Newsweek Lists Why Gas Tax Pander is Ridiculous

Johnathan Alter at Newsweek lists many of the reasons why the gas tax pander proposed by McCain and Clinton is so ridiculous:

* It's a direct transfer of money from motorists to oil companies, which are getting ready this week to again report record obscene profits. If the federal excise tax were lifted, oil companies would simply raise prices and pocket most of the difference. Clinton's proposal to recover the money with a windfall profits tax on oil companies sounds nice but won't happen. That tax was easily blocked by the Senate in December and would likely be blocked again.

* It offers taxpayers only peanuts. The Congressional Budget Office says the average savings to motorists this summer would be a total of $30. Did I miss something, or was that measly number somehow not included in Clinton's explanation of her support?

* It sends more hard-earned money to the Middle East, which is terrible for our national security. Remember, 15 of the 19 terrorists on 9/11 came from Saudi Arabia. How did they get the terrorist training? The madrassa indoctrination? Oil money.

* It worsens global warming by encouraging gasoline consumption. When you flee your house in 2020 because of flooding, remember which politicians pandered.

* It makes it more likely you'll have a car accident or will waste even more time in traffic. The proceeds from the gas tax go for highway construction and upgrades. Because the tax (24.4 cents a gallon on diesel fuel) was last raised 15 years ago, our infrastructure is a mess, with potholes and dangerous crossings practically everywhere. Thousands of repair projects will be further delayed.

* It will cost 300,000 construction jobs, according to the Department of Transportation. Makes it kind of ironic when Clinton starts her rallies saying she wants "jobs, jobs, jobs."

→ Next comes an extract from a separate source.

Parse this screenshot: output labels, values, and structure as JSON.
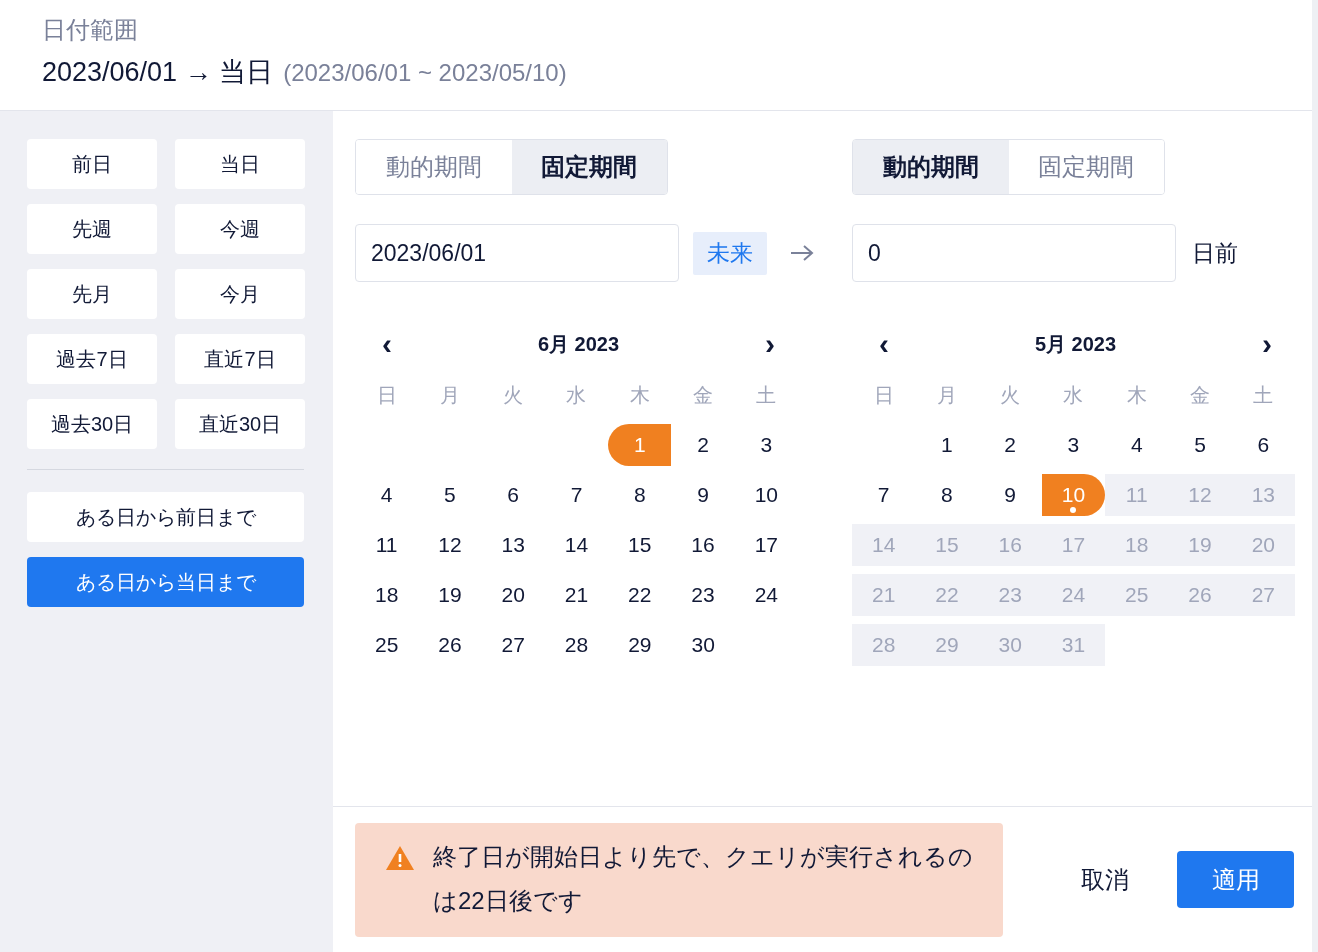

* It will cost the U.S. Treasury at least $8.5 billion and probably much more, according to state highway officials. For McCain that's no money at all—merely one month in Iraq. For Clinton it's money she's already spent. She has said in the past that any proceeds from a windfall profits tax would go for renewable energy. The $8.5 billion figure assumes the tax would be reapplied after Labor Day. Fat chance. The one-year costs are probably closer to $30 billion.

* It won't happen anyway because Congress isn't usually quite that stupid, and if it is, President Bush would veto the bill.